- Relator(a)
- Ministra Laurita Vaz
- Órgão julgador
- Sexta Turma
- Data do julgamento
- 03/08/2021
- Data de publicação
- 18/08/2021
STJ – Acórdão, Rel. Ministra Laurita Vaz, Sexta Turma, j. 03/08/2021, p. 18/08/2021
HABEAS CORPUS. PENAL E PROCESSO PENAL. TRÁFICO DE DROGAS E ASSOCIAÇÃO PARA O TRÁFICO. PRISÃO PREVENTIVA. ELEVADA QUANTIDADE DE DROGA APREENDIDA. GRAVIDADE CONCRETA DA CONDUTA. RISCO DE REITERAÇÃO DELITIVA. FUNDAMENTAÇÃO IDÔNEA. INAPLICABILIDADE DE MEDIDAS CAUTELARES DIVERSAS DA PRISÃO. CONDIÇÕES PESSOAIS FAVORÁVEIS. INSUFICIÊNCIA, NO CASO. EXCESSO DE PRAZO PARA O OFERECIMENTO DA DENÚNCIA. AUSÊNCIA DE INTERESSE PROCESSUAL. EXCESSO DE PRAZO PARA A FORMAÇÃO DA CULPA. SUPRESSÃO DE INSTÂNCIA. ORDEM DE HABEAS CORPUS PARCIALMENTE CONHECIDA E, NESTA EXTENSÃO, DENEGADA. 1. A prisão preventiva encontra-se devidamente fundamentada, sobretudo em razão da gravidade em concreto da ação criminosa, consubstanciada na apreensão de considerável quantidade de droga - 673g (seiscentos e setenta e três gramas) de cocaína -, além do risco efetivo de reiteração delitiva, pois contra o Paciente pesa anterior condenação com trânsito em julgado pela prática do delito de porte de arma de fogo.
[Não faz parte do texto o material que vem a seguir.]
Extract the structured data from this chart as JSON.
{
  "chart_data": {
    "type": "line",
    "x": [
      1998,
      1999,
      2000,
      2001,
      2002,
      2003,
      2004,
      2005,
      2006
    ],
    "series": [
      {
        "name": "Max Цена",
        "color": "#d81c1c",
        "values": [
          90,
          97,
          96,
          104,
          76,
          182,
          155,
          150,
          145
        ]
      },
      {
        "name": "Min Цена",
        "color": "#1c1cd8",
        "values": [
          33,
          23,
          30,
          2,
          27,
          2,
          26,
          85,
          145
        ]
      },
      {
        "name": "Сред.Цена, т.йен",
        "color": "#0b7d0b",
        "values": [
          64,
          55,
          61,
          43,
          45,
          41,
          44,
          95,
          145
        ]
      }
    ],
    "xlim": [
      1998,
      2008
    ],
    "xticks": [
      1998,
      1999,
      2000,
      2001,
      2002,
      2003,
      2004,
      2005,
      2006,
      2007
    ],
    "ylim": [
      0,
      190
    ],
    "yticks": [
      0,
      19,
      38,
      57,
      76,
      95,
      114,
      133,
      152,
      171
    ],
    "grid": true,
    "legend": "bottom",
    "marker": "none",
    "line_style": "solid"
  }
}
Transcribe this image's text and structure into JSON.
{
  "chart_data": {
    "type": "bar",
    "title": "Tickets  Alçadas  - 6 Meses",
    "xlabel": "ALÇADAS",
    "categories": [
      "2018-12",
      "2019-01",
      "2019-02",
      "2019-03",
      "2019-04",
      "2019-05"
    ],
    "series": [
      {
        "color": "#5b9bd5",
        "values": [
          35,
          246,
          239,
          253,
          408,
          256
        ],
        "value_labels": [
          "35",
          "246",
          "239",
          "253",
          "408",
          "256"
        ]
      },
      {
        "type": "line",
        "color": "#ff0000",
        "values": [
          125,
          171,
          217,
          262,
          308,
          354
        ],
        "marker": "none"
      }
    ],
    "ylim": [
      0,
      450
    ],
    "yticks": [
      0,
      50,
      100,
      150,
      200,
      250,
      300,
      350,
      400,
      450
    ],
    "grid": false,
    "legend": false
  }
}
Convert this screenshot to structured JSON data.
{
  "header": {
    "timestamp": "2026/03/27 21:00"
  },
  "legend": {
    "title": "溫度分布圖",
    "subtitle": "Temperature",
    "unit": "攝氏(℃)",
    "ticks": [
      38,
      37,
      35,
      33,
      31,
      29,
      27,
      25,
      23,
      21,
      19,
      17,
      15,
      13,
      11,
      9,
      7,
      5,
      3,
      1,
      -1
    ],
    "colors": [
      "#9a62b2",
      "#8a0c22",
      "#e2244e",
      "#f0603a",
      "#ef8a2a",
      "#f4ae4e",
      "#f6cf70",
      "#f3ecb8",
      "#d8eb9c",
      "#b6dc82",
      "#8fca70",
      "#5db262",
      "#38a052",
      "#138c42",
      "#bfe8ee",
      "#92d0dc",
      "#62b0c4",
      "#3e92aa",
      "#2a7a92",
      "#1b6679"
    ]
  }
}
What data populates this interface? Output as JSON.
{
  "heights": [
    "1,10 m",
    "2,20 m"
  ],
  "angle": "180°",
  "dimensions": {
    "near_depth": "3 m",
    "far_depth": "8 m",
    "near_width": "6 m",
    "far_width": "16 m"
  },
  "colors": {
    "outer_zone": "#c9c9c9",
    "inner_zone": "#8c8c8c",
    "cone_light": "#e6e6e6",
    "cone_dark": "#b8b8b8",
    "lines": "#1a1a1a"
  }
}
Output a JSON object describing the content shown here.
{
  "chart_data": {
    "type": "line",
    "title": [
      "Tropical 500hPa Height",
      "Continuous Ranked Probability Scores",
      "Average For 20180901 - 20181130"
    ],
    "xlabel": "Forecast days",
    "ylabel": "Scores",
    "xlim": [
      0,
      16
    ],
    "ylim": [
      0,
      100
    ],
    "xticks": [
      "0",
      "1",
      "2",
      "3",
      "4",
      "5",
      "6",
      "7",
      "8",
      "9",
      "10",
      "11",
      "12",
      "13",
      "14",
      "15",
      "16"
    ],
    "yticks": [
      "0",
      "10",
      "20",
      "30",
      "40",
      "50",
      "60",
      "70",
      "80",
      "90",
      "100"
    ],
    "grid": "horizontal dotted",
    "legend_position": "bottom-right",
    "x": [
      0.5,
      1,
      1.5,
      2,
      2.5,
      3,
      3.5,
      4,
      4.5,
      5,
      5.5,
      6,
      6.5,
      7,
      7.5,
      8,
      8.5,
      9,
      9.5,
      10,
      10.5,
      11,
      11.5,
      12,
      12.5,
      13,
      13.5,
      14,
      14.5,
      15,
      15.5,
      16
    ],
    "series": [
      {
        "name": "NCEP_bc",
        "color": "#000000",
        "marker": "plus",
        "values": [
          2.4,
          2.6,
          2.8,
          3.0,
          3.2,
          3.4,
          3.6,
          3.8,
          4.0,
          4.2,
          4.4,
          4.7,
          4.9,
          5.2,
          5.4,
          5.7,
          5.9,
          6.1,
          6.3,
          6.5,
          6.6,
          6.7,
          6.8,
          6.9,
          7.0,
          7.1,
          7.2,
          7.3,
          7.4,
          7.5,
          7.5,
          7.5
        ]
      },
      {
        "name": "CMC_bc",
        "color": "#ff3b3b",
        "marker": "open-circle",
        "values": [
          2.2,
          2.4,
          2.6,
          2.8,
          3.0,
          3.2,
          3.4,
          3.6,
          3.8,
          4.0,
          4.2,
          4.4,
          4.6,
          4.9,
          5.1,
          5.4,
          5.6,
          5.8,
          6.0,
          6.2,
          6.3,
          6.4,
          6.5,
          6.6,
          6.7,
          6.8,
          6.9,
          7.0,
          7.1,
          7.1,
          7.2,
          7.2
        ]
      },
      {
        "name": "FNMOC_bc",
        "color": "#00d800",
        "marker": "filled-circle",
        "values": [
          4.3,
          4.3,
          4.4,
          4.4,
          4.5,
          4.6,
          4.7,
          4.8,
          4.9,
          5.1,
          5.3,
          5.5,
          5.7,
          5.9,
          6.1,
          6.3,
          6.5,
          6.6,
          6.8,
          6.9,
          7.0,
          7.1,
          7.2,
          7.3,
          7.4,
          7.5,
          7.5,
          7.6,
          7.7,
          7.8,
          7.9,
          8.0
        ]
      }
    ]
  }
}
Tais circunstâncias justificam a segregação cautelar como garantia da ordem pública, conforme jurisprudência desta Corte Superior de Justiça. 2. É indevida a aplicação de medidas cautelares diversas da prisão quando a segregação encontra-se justificada e se mostra imprescindível para acautelar o meio social, evidenciando que providências menos gravosas não seriam suficientes para garantir a ordem pública. 3. Eventuais "condições subjetivas favoráveis do paciente, por si sós, não impedem a prisão cautelar, caso se verifiquem presentes os requisitos legais para a decretação da segregação provisória" (HC 448.134/SP, Rel. Ministro ANTONIO SALDANHA PALHEIRO, SEXTA TURMA, julgado em 16/08/2018, DJe 30/08/2018). 4. Não havia interesse na apreciação do pedido de excesso de prazo para o oferecimento da denúncia quando da impetração do pedido, pois o acórdão impugnado esclareceu que a denúncia foi oferecida em 21/08/2020, ou seja, antes da impetração deste writ. 5. A alegação de excesso da prisão - formulada originariamente em petição de reconsideração protocolada nestes autos -, não foi apreciada pelo Tribunal a quo, motivo pelo qual não pode ser conhecida originariamente por este Superior Tribunal de Justiça, sob pena de supressão de instância. 6. Ordem de habeas corpus parcialmente conhecida e, nessa extensão, denegada. (HC n. 631.397/PE, relatora Ministra Laurita Vaz, Sexta Turma, julgado em 3/8/2021, DJe de 18/8/2021.)